The rate of virus infection in Irish emails fell slightly in November from the previous month but still remains high, while occurrences of spam held at close to the same level as in October, data from IE Internet has shown.
Last month, viruses or worms were found in 17.1pc of Irish emails, only a slight reduction from the October figures, which themselves showed a huge spike in numbers. Then, 18.9pc of messages were identified as carrying malicious code, whereas email traffic data from previous months had mostly registered virus levels of 10pc or less.
For the second month running, Zafi.B was the most frequently occurring virus, although it has held either of the top two places on the chart since June. However, in November it was responsible for 52.4pc of the total number of infected emails, outnumbering all others combined. “For Zafi to start dropping down, it will require users to clean their machines,” according to IE Internet technical manager Ken O’Driscoll.
The remaining four of the top five viruses identified by IE Internet saw some new entrants for the first time in months: Bagle.AP was in second place (13.09pc of the total), followed by Netsky.P (10.52pc), Sober.J (7.17pc) and Netsky.B (5.35pc).

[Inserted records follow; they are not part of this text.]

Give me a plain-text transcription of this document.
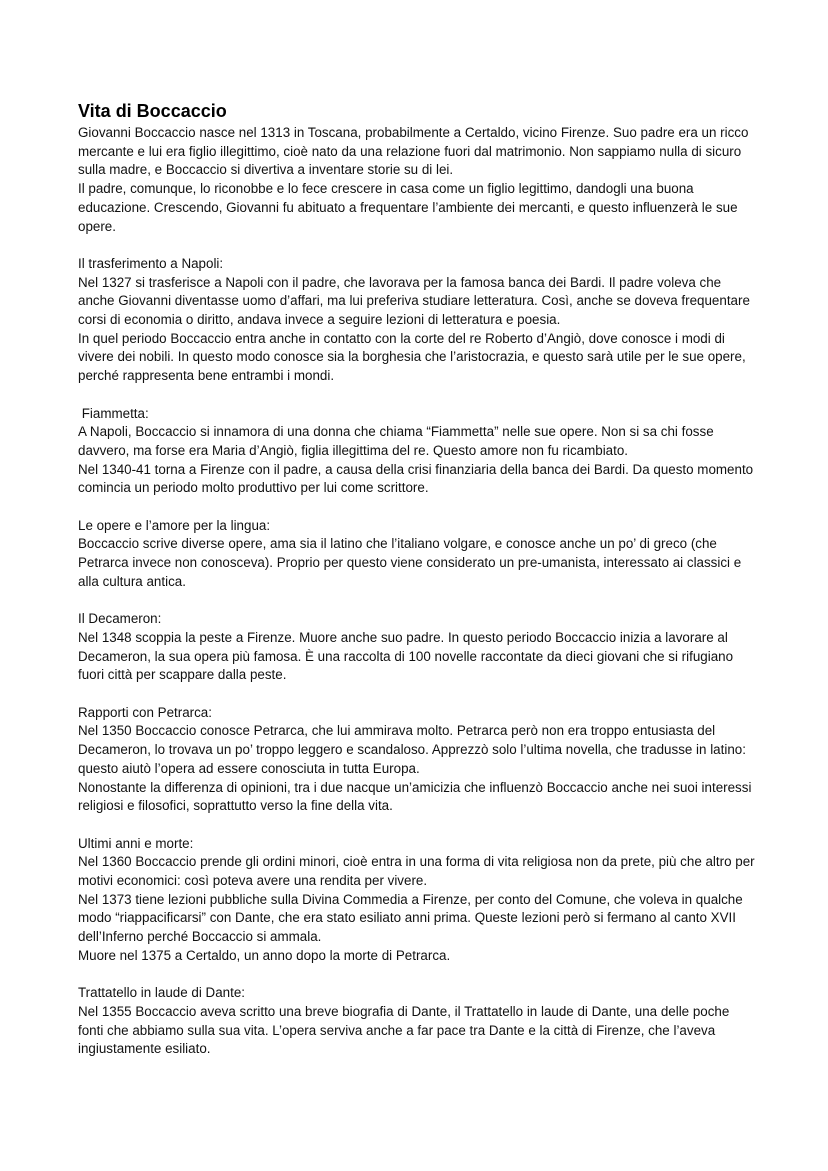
Vita di Boccaccio

Giovanni Boccaccio nasce nel 1313 in Toscana, probabilmente a Certaldo, vicino Firenze. Suo padre era un ricco mercante e lui era figlio illegittimo, cioè nato da una relazione fuori dal matrimonio. Non sappiamo nulla di sicuro sulla madre, e Boccaccio si divertiva a inventare storie su di lei.

Il padre, comunque, lo riconobbe e lo fece crescere in casa come un figlio legittimo, dandogli una buona educazione. Crescendo, Giovanni fu abituato a frequentare l’ambiente dei mercanti, e questo influenzerà le sue opere.

Il trasferimento a Napoli:

Nel 1327 si trasferisce a Napoli con il padre, che lavorava per la famosa banca dei Bardi. Il padre voleva che anche Giovanni diventasse uomo d’affari, ma lui preferiva studiare letteratura. Così, anche se doveva frequentare corsi di economia o diritto, andava invece a seguire lezioni di letteratura e poesia.

In quel periodo Boccaccio entra anche in contatto con la corte del re Roberto d’Angiò, dove conosce i modi di vivere dei nobili. In questo modo conosce sia la borghesia che l’aristocrazia, e questo sarà utile per le sue opere, perché rappresenta bene entrambi i mondi.

Fiammetta:

A Napoli, Boccaccio si innamora di una donna che chiama “Fiammetta” nelle sue opere. Non si sa chi fosse davvero, ma forse era Maria d’Angiò, figlia illegittima del re. Questo amore non fu ricambiato.

Nel 1340-41 torna a Firenze con il padre, a causa della crisi finanziaria della banca dei Bardi. Da questo momento comincia un periodo molto produttivo per lui come scrittore.

Le opere e l’amore per la lingua:

Boccaccio scrive diverse opere, ama sia il latino che l’italiano volgare, e conosce anche un po’ di greco (che Petrarca invece non conosceva). Proprio per questo viene considerato un pre-umanista, interessato ai classici e alla cultura antica.

Il Decameron:

Nel 1348 scoppia la peste a Firenze. Muore anche suo padre. In questo periodo Boccaccio inizia a lavorare al Decameron, la sua opera più famosa. È una raccolta di 100 novelle raccontate da dieci giovani che si rifugiano fuori città per scappare dalla peste.

Rapporti con Petrarca:

Nel 1350 Boccaccio conosce Petrarca, che lui ammirava molto. Petrarca però non era troppo entusiasta del Decameron, lo trovava un po’ troppo leggero e scandaloso. Apprezzò solo l’ultima novella, che tradusse in latino: questo aiutò l’opera ad essere conosciuta in tutta Europa.

Nonostante la differenza di opinioni, tra i due nacque un’amicizia che influenzò Boccaccio anche nei suoi interessi religiosi e filosofici, soprattutto verso la fine della vita.

Ultimi anni e morte:

Nel 1360 Boccaccio prende gli ordini minori, cioè entra in una forma di vita religiosa non da prete, più che altro per motivi economici: così poteva avere una rendita per vivere.

Nel 1373 tiene lezioni pubbliche sulla Divina Commedia a Firenze, per conto del Comune, che voleva in qualche modo “riappacificarsi” con Dante, che era stato esiliato anni prima. Queste lezioni però si fermano al canto XVII dell’Inferno perché Boccaccio si ammala.

Muore nel 1375 a Certaldo, un anno dopo la morte di Petrarca.

Trattatello in laude di Dante:

Nel 1355 Boccaccio aveva scritto una breve biografia di Dante, il Trattatello in laude di Dante, una delle poche fonti che abbiamo sulla sua vita. L’opera serviva anche a far pace tra Dante e la città di Firenze, che l’aveva ingiustamente esiliato.
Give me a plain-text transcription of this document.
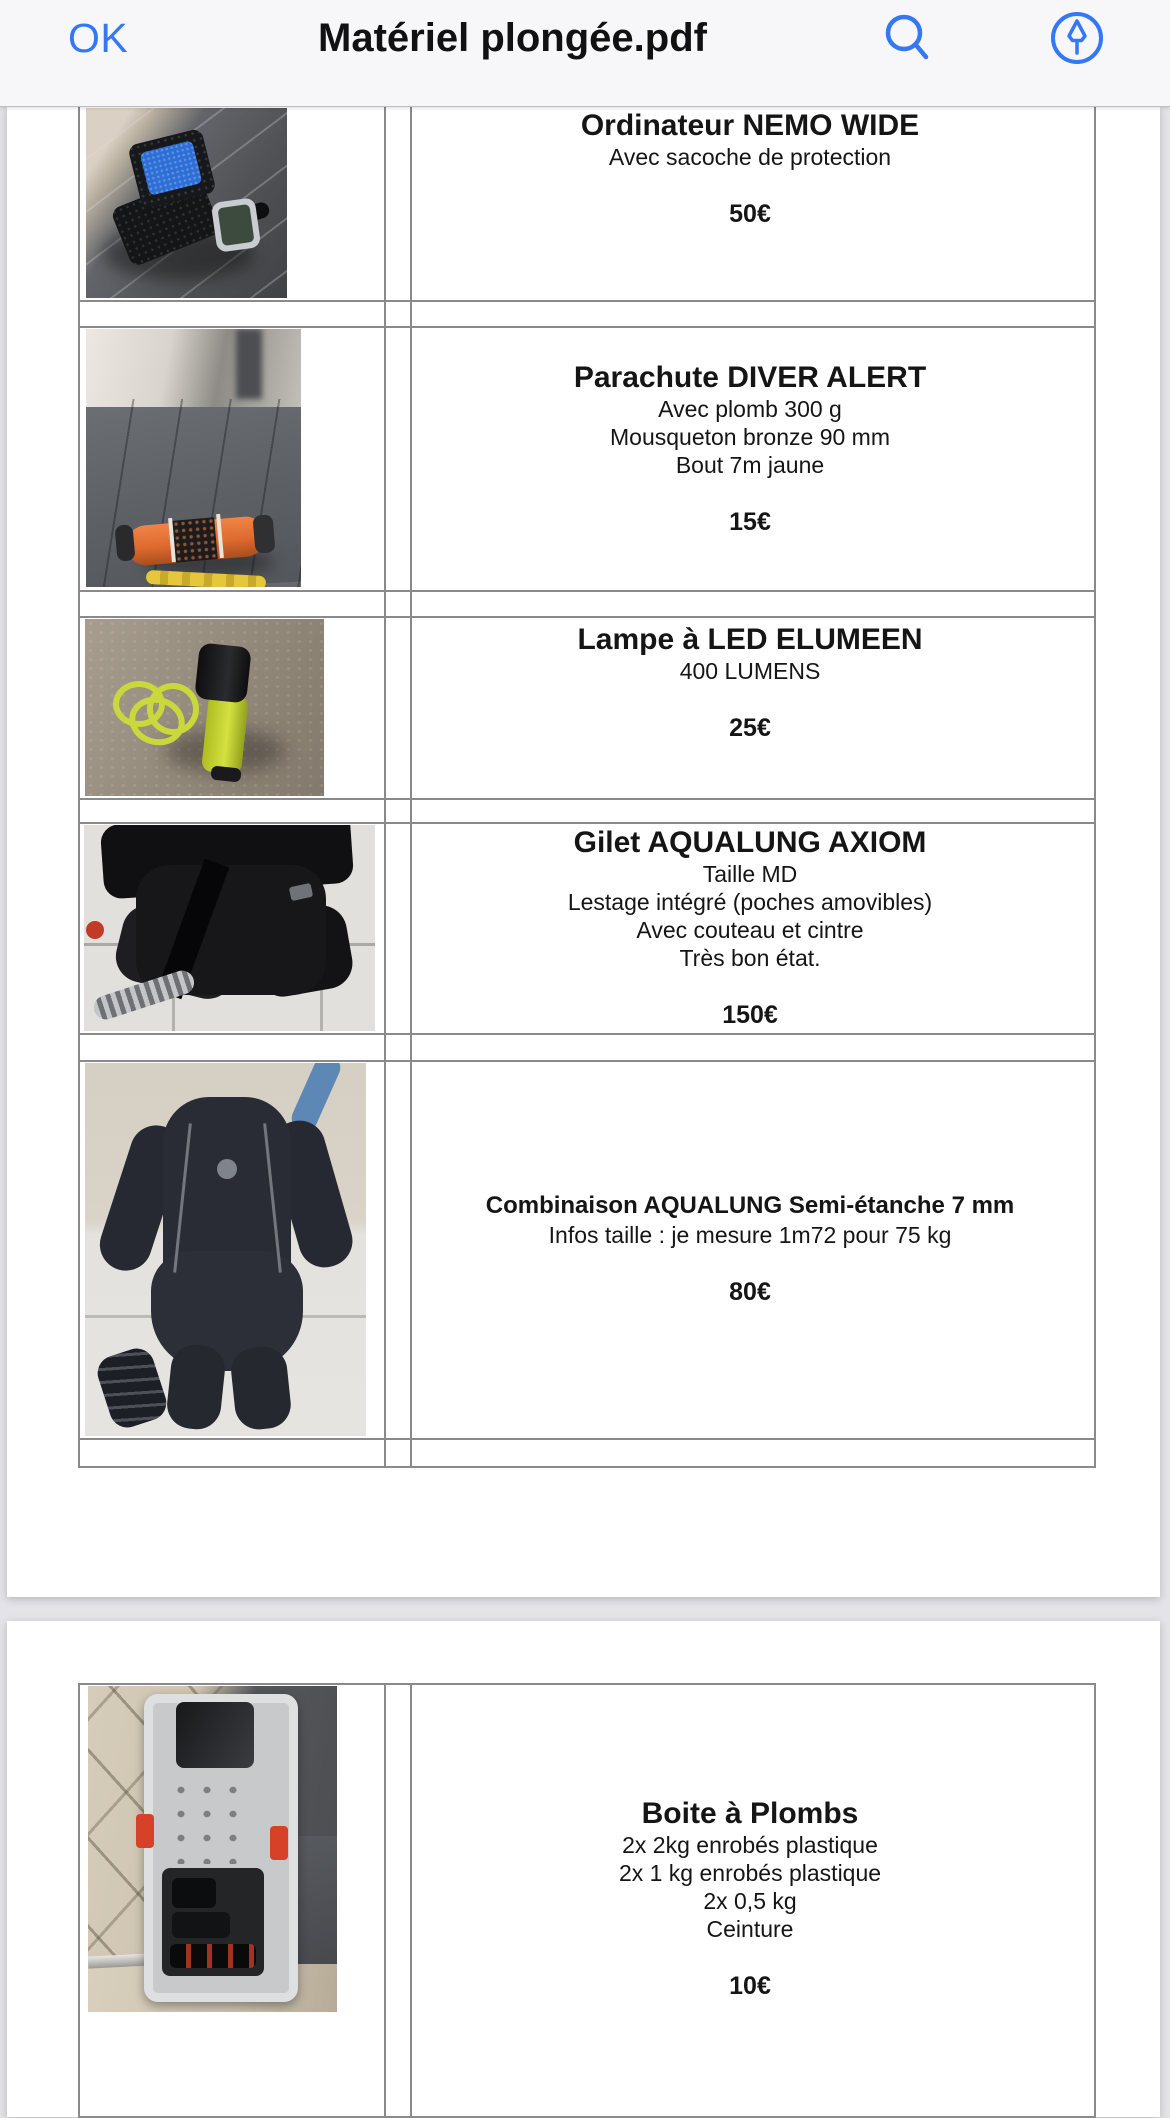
OK	Matériel plongée.pdf
Ordinateur NEMO WIDE
Avec sacoche de protection
50€
Parachute DIVER ALERT
Avec plomb 300 g
Mousqueton bronze 90 mm
Bout 7m jaune
15€
Lampe à LED ELUMEEN
400 LUMENS
25€
Gilet AQUALUNG AXIOM
Taille MD
Lestage intégré (poches amovibles)
Avec couteau et cintre
Très bon état.
150€
Combinaison AQUALUNG Semi-étanche 7 mm
Infos taille : je mesure 1m72 pour 75 kg
80€
Boite à Plombs
2x 2kg enrobés plastique
2x 1 kg enrobés plastique
2x 0,5 kg
Ceinture
10€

Interestingly, the mass-mailing worm Sober.J was only discovered on 19 November. “That means it’s got a very high infection rate,” O’Driscoll observed. “That’s significant – I’d be interested to see where it is next month because it could be a fast grower.” He added that Sober.J doesn’t exploit any known security vulnerabilities and it doesn’t always behave in a way that triggers some traditional antivirus scanners. “At the end of the day, the problem is down to users clicking on something they don’t know,” he said. “It’s an education issue; we need to tell people: ‘If you don’t know what it is, don’t click on it’.”
The rate of spam also showed a marginal decline to 29.5pc in November, continuing a downward trend from earlier months. This is the first time since July that the spam levels have fallen below the 30pc threshold. The US remains the largest single source of spam, which O’Driscoll said pointed out the shortcomings in the Can-Spam Act, 2003. “The legislation has good intentions but it isn’t going far enough. It’s not driving spammers offshore as was thought.”